Fase 1 (a partire dal 28 luglio 2026): disattivazione automatica 

Il 28 luglio 2026 entreranno in vigore i seguenti aggiornamenti:

  • Pulizia una tantum: qualsiasi token inutilizzato per 30 giorni o più verrà disattivato. I token disattivati non possono essere usati per effettuare richieste API. I token API disattivati per almeno 60 giorni verranno eliminati definitivamente. 
  • Inizio della disattivazione automatica: a partire dal 28 luglio, i token rimasti inutilizzati per 30 giorni verranno disattivati automaticamente. Se un token API rimane disattivato per altri 60 giorni, verrà eliminato definitivamente. 
  • Nuovi account bloccati: gli account creati a partire dal 28 luglio 2026 non possono creare o usare token API. 

Puoi riattivare i token API disattivati entro il periodo di grazia di 60 giorni prima che vengano eliminati definitivamente. 

Fase 2 (a partire dal 27 ottobre 2026): blocca la creazione di nuovi token 

Gli account non possono più creare nuovi token API tramite l’interfaccia utente o l’API. I token attivi esistenti rimangono utilizzabili fino al 30 aprile 2027, a meno che non vengano disattivati.

Fase 3 (in vigore dal 30 aprile 2027): disattivazione forzata 

Tutti i token API rimanenti saranno disattivati in modo permanente. Gli amministratori non possono riattivare i token e le pagine di gestione dei token API verranno rimosse dal Centro amministrativo.

 

Perché Zendesk apporterà questo cambiamento?

I token API permanenti, tutto o niente, verranno sostituiti con OAuth per offrirti un accesso più sicuro, di breve durata e con un ambito preciso per i workflow basati sulle API. OAuth è lo standard del settore per l’accesso sicuro alle API e fornisce funzionalità di sicurezza che non possono essere integrate nell’architettura dei token API. I token API sono stati progettati per comodità, non per sicurezza, e non dispongono di protezioni fondamentali contro la compromissione delle credenziali.

Le limitazioni di sicurezza dei token API

I token API non dispongono di controlli di sicurezza fondamentali:

  • Nessun meccanismo di rotazione: non è possibile ripetere le credenziali in modo proattivo come pratica di sicurezza. La rotazione di un token API richiede la revoca di quello precedente e l’aggiornamento manuale di ogni integrazione, costringendoti a scegliere tra la protezione della sicurezza e il tempo di attività operativa.
  • Autorizzazioni non dettagliate: un token API può essere usato per impersonare qualsiasi utente nel tuo account, inclusi gli amministratori. Non puoi limitare l’ambito dei token a operazioni specifiche o limitare gli utenti che possono agire: forniscono l’accesso all’account tutto o niente.
  • Nessuna scadenza: i token rimangono validi a tempo indeterminato finché vengono usati. Anche se stiamo introducendo la disattivazione automatica per i token inutilizzati, una credenziale sfruttata attivamente non scade mai, quindi un utente malintenzionato che usa un token rubato ogni pochi giorni può mantenere l'accesso permanente.

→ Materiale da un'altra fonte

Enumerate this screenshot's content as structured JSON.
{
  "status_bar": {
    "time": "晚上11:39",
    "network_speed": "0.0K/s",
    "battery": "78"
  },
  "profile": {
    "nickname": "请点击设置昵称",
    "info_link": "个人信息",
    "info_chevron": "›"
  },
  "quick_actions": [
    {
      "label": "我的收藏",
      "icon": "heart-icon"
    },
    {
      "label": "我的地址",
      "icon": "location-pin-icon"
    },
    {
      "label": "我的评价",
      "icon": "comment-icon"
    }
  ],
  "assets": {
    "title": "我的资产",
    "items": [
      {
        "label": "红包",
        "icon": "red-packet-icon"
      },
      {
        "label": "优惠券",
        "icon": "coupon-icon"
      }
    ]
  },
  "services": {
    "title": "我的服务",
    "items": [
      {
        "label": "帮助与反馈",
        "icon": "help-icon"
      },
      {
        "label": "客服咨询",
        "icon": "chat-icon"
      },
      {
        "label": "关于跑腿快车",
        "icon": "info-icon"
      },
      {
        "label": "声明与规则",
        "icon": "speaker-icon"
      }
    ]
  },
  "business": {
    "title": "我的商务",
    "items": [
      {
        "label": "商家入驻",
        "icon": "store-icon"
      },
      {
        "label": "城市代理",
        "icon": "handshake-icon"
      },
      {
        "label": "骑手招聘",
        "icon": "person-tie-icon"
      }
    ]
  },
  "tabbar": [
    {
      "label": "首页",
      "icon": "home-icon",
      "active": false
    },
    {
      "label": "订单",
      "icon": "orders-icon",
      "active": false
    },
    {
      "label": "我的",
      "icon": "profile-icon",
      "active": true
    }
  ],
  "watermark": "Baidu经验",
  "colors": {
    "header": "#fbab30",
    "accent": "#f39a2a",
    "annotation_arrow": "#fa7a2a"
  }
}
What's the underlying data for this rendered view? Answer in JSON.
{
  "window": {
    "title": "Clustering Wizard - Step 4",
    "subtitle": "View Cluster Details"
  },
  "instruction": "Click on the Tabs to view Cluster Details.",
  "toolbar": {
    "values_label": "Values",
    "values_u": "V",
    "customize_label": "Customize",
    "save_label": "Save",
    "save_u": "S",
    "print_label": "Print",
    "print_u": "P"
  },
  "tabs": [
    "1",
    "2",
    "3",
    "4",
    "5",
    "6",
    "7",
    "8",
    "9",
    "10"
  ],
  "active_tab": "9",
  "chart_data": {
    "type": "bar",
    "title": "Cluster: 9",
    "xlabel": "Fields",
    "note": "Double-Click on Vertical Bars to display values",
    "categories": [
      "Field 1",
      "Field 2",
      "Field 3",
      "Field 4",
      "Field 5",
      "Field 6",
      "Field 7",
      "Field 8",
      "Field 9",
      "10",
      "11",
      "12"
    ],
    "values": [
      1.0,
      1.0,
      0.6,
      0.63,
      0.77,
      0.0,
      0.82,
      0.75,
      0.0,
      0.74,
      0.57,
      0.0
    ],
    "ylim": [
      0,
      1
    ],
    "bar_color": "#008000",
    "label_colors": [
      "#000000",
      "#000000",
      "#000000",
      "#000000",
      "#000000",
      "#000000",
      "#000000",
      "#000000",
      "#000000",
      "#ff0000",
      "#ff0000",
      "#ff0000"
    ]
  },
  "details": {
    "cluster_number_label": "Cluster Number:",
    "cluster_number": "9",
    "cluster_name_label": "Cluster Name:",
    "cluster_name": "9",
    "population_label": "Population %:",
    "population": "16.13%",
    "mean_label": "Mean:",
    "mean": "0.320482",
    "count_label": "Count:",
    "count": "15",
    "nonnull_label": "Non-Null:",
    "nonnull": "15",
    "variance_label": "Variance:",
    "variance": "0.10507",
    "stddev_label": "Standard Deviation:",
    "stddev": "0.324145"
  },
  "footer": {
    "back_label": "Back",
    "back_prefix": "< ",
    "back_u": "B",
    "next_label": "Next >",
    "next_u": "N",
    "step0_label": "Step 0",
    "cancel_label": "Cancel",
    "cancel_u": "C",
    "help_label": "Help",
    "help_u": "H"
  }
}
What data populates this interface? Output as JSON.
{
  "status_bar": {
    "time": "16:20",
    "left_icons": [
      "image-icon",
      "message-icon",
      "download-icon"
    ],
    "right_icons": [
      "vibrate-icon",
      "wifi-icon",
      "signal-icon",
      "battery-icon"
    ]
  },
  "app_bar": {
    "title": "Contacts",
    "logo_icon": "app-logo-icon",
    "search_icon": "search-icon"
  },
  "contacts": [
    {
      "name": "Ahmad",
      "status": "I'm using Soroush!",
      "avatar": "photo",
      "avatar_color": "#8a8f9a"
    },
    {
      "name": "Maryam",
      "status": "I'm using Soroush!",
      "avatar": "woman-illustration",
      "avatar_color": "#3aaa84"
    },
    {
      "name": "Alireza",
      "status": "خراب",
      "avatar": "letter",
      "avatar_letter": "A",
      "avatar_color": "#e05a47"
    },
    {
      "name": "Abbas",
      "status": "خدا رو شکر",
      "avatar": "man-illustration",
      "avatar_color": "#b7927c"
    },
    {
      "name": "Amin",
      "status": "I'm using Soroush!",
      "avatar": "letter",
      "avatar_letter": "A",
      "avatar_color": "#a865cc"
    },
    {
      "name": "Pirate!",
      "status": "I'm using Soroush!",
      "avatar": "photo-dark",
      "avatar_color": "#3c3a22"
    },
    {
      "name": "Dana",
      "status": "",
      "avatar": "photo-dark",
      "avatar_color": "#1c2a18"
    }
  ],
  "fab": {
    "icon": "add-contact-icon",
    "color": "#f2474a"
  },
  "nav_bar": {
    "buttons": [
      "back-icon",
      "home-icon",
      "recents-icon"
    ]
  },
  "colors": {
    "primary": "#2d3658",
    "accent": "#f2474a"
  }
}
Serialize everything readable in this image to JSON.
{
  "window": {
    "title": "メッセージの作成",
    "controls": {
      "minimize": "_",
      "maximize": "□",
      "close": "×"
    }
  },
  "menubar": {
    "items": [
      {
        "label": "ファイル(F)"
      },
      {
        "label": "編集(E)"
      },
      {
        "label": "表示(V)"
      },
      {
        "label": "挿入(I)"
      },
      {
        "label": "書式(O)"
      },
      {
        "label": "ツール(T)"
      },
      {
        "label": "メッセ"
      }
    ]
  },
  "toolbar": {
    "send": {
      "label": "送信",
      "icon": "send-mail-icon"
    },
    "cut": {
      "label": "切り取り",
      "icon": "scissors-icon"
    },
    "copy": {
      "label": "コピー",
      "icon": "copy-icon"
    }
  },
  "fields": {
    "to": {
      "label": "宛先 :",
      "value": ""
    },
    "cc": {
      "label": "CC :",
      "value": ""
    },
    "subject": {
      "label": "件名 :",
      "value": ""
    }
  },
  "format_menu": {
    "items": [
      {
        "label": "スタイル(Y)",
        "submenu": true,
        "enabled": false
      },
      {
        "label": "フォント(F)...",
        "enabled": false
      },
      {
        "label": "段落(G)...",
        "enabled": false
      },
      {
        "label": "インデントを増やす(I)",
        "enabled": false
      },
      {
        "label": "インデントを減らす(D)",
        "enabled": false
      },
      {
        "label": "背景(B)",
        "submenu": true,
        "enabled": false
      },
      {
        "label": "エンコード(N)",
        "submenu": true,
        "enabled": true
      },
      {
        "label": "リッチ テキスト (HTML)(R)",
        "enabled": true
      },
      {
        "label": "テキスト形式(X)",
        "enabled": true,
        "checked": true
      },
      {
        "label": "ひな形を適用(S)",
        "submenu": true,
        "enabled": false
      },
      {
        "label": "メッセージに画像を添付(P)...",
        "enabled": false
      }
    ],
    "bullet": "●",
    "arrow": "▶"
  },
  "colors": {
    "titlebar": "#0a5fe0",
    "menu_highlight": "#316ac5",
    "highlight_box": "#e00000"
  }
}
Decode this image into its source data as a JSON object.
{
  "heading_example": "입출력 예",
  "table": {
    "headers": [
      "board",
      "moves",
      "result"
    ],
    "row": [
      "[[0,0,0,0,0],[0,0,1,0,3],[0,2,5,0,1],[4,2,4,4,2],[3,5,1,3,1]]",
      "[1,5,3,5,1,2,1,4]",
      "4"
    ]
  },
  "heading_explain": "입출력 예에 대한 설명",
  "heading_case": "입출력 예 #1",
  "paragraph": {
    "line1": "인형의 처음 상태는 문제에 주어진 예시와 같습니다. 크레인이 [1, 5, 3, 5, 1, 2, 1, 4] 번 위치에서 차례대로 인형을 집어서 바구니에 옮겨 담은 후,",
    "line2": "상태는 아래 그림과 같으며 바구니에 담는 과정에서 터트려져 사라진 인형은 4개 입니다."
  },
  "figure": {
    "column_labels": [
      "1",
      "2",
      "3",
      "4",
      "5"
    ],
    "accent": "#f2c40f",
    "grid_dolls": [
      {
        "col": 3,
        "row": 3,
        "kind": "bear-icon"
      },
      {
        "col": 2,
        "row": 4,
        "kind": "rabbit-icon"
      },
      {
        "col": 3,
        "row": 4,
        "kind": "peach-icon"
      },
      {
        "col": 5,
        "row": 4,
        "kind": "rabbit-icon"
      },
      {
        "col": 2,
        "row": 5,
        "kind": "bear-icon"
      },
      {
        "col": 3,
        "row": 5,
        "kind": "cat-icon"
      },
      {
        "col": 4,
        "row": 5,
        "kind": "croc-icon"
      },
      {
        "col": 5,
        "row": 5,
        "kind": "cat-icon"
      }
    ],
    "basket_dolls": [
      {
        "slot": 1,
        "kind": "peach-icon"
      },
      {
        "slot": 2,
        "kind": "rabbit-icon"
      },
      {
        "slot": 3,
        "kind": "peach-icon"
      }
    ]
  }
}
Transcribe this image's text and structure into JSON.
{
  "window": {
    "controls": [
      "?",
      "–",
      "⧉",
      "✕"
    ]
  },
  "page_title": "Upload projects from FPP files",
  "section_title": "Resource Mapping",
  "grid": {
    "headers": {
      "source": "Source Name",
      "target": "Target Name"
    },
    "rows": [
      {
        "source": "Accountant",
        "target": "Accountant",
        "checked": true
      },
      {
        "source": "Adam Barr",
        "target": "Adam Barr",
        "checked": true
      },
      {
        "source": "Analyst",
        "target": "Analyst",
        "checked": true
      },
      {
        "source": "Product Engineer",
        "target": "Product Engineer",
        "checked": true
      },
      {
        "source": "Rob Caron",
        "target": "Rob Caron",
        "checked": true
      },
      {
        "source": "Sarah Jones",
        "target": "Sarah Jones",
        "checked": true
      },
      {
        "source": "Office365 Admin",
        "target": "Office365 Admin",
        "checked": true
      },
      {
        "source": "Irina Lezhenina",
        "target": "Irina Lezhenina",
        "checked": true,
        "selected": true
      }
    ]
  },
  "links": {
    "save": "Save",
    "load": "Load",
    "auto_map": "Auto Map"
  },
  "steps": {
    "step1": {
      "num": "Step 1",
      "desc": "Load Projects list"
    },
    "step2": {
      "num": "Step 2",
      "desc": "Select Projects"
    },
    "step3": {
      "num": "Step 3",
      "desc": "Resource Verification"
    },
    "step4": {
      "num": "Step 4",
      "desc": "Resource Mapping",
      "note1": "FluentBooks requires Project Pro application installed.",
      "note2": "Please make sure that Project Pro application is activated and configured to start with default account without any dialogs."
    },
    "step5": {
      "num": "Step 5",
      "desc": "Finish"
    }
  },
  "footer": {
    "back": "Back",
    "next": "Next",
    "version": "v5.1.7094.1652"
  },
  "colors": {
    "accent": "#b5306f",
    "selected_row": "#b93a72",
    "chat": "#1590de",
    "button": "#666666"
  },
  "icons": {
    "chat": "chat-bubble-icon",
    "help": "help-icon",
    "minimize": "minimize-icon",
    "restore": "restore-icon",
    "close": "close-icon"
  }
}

Se un token viene compromesso a causa di repository di codice esposti, credenziali trapelate o sistemi compromessi, i malintenzionati ottengono l’accesso permanente all’account. Questi token compromessi spesso rimangono validi per mesi prima del rilevamento.

Perché utilizzare OAuth invece di migliorare i token API

L’autenticazione moderna richiede funzionalità di sicurezza come la scadenza automatica, la rotazione delle credenziali e l’ambito granulare, funzionalità che dipendono da un’architettura di autenticazione fondamentalmente diversa. L’aggiunta di tali protezioni ai token API significherebbe essenzialmente ricostruirli in modo che funzionino come OAuth, con un nome diverso. Ancora più importante, qualsiasi miglioramento ai token API richiederebbe comunque l’aggiornamento dei workflow basati su API. OAuth è il luogo migliore in cui investire: è il protocollo di autenticazione standard del settore, mantenuto attivamente e in continua evoluzione per affrontare le minacce alla sicurezza emergenti, e fornisce le basi giuste su cui basarsi.

 

Che cosa devo fare?

Verifica subito i token API

  1. Nel Centro amministrativo, fai clic su App e integrazioni> API > Token API.
  2. Controlla la data di “Ultimo utilizzo” per ciascun token.
  3. I token inutilizzati per 30 o più giorni saranno disattivati il 28 luglio 2026.
  4. Esamina le descrizioni dei token per identificare i workflow che li usano.

 

Scopri cosa non funzionerà

Se non esegui la migrazione in tempo, qualsiasi integrazione che usa i token API smetterà di funzionare. L’impatto dipende da quanto fai affidamento sui workflow basati su API che usano token API (non OAuth):

  • Webhook che aggiornano i ticket o modificano i dati nel tuo account Zendesk
  • Script personalizzati per l’automazione o la sincronizzazione dei dati
  • Integrazioni di terzi create da appaltatori o sviluppatori esterni
  • Workflow middleware in cui gli agenti non toccano mai direttamente l’interfaccia utente di Zendesk

Le chiamate API che usano token API disattivati restituiranno errori di autenticazione. L’esecuzione dei flussi di lavoro verrà interrotta, i ticket non verranno sincronizzati e i processi automatizzati potrebbero non riuscire automaticamente.

Migra a OAuth

OAuth è il moderno metodo di autenticazione che sostituisce i token API. Dovrai:

  1. Creare un client OAuth nel Centro amministrativo.
  2. Ottenere i token di accesso usando la concessione client_credentials o authorization_code.
  3. Aggiorna le integrazioni per usare OAuth anziché i token API.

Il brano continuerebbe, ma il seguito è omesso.